Liberdade para os facínoras
O filósofo francês Roger Garaudy viveu quase um século e teve um percurso intelectual bizarríssimo. Foi protestante, depois católico, depois muçulmano, foi resistente aos nazis, herói de guerra, estalinista confesso, deputado e senador comunista, pensador oficial do Partido, «humanista», marxista cristão, anti-estalinista, dissidente do PCF com direito a expulsão, esquerdista soixante-huitard e auto-gestionário, anti-sionista, negacionista do Holocausto, ídolo no mundo islâmico integrista, prémio Khadafi. Em 1995, Garaudy causou escândalo com Les Mythes fondateurs de la politique israélienne, onde sustentava que o «suposto» genocídio dos judeus pelos alemães não passou de um enorme embuste sionista criado para justificar o expansionismo e o belicismo de Israel.

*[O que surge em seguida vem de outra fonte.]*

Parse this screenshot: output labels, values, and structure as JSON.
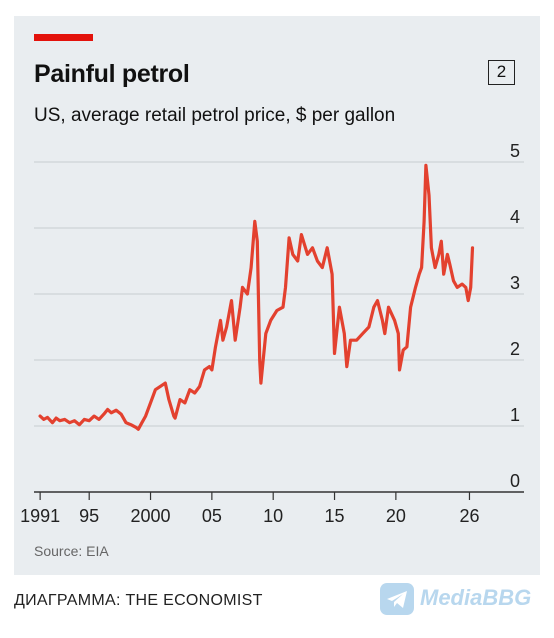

Esse livro tornou-me especialmente atento às questões da liberdade de expressão, e à ideia difícil de que a liberdade serve precisamente para protegermos ideias que consideramos aberrantes, como é o caso.
Infelizmente, Garaudy foi condenado em tribunal por negação de crimes contra a Humanidade, tal como o inglês David Irving, o que deu uma aura de «mártires da liberdade de expressão» a pseudo-historiadores, autores de teses grotescas que deviam ser simplesmente desmontadas com factos e achincalhadas. Na sequência dessa polémica, presenciei um episódio chocante, na antiga Livraria Francesa de Lisboa: um cliente encomendou o livro maldito de Garaudy e a responsável da livraria recusou-se a fazer a encomenda, proibindo também os seus funcionários de mandar vir livros daquele autor. Ou seja, para fazer barragem ao negacionismo, a senhora tornou-se numa pequena nazi.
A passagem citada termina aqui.